Come to Me
Table of Contents
Dedication
Chapter One
Chapter Two
Chapter Three
Chapter Four
Chapter Five
Chapter Six
Chapter Seven
Chapter Eight
Chapter Nine
Chapter Ten
Chapter Eleven
Chapter Twelve
Chapter Thirteen
Chapter Fourteen
Chapter Fifteen
Chapter Sixteen
Chapter Seventeen
Chapter Eighteen
Chapter Nineteen
Chapter Twenty
Chapter Twenty-One
Chapter Twenty-Two
Chapter Twenty-Three
Chapter Twenty-Four
Chapter Twenty-Five
Chapter Twenty-Six
Chapter Twenty-Seven
Chapter Twenty-Eight
Chapter Twenty-Nine
Chapter Thirty
Chapter Thirty-One
Chapter Thirty-Two
Chapter Thirty-Three
Chapter Thirty-Four
Chapter Thirty-Five
Chapter Thirty-Six
Chapter Thirty-Seven
Chapter Thirty-Eight
Chapter Thirty-Nine
Chapter Forty
Chapter Forty-One
Chapter Forty-Two
Chapter Forty-Three
Chapter Forty-Four
Chapter Forty-Five
Chapter Forty-Six
Chapter Forty-Seven
Chapter Forty-Eight
About the Author
Discover more Entangled Select Historical titles… Highland Deception
One Step Behind
One Last Kiss
Less Than a Lady
This book is a work of fiction.
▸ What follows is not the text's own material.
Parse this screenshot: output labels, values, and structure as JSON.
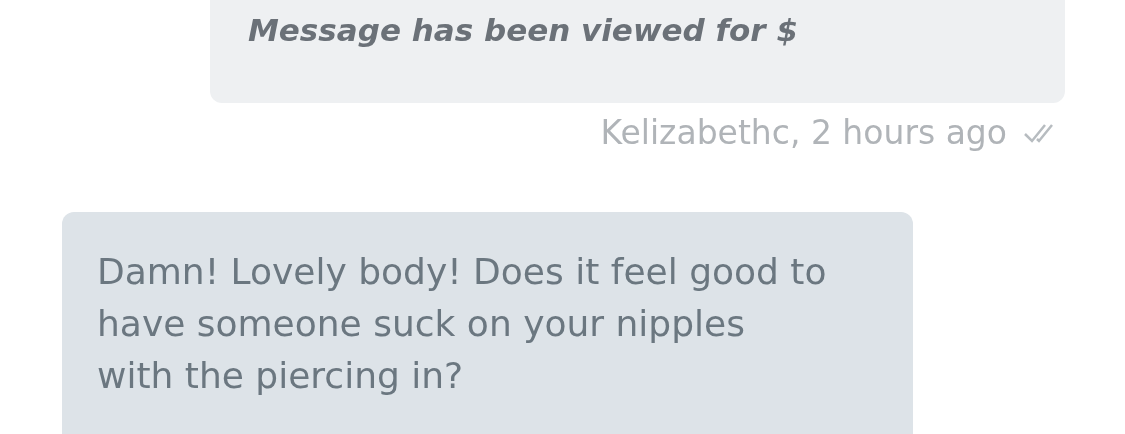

Names, characters, places, and incidents are the product of the author’s imagination or are used fictitiously. Any resemblance to actual events, locales, or persons, living or dead, is coincidental.
Copyright © 2015 by Oberon Wonch. All rights reserved, including the right to reproduce, distribute, or transmit in any form or by any means. For information regarding subsidiary rights, please contact the Publisher.
Entangled Publishing, LLC
2614 South Timberline Road
Suite 109
Fort Collins, CO 80525
Visit our website at www.entangledpublishing.com.
Select Historical is an imprint of Entangled Publishing, LLC.
Edited by Nina Bruhns
Cover design by Erin Dameron-Hill
Cover art from Period Images and iStock
ISBN 978-1-63375-437-9
Manufactured in the United States of America
First Edition November 2015
This book is dedicated to Paul, my husband, my friend. Carpe diem!
Chapter One
Shyleburgh, England, near the Scottish border
1071 A.D.
The dawn mist roiled thick, the way it always did when an English night became an English morn, swirling like a living thing as it crept from the fens beyond the trees and transformed itself in myriad ways.
Where he leaned against a pippin tree beside the gate to St. Bede’s Abbey, Comte Grégoire FitzHenri of Dragonmere, newly made Earl of Shyleburgh, gazed into the nearby play of gloom and shadow while waiting for his man to bring the horses. At his back, the monks’ morning prayers wended audibly to heaven.
He was about to reach for a polishing cloth and his Viking dagger when a shift in the scene before him made him straighten. The churning fog took the shape of a figure in gray that glided from the autumn bracken and drifted onto the lane.
Grégoire blinked against the surprise.
When had fog ever carried a basket on its arm? Or borne the face of an angel?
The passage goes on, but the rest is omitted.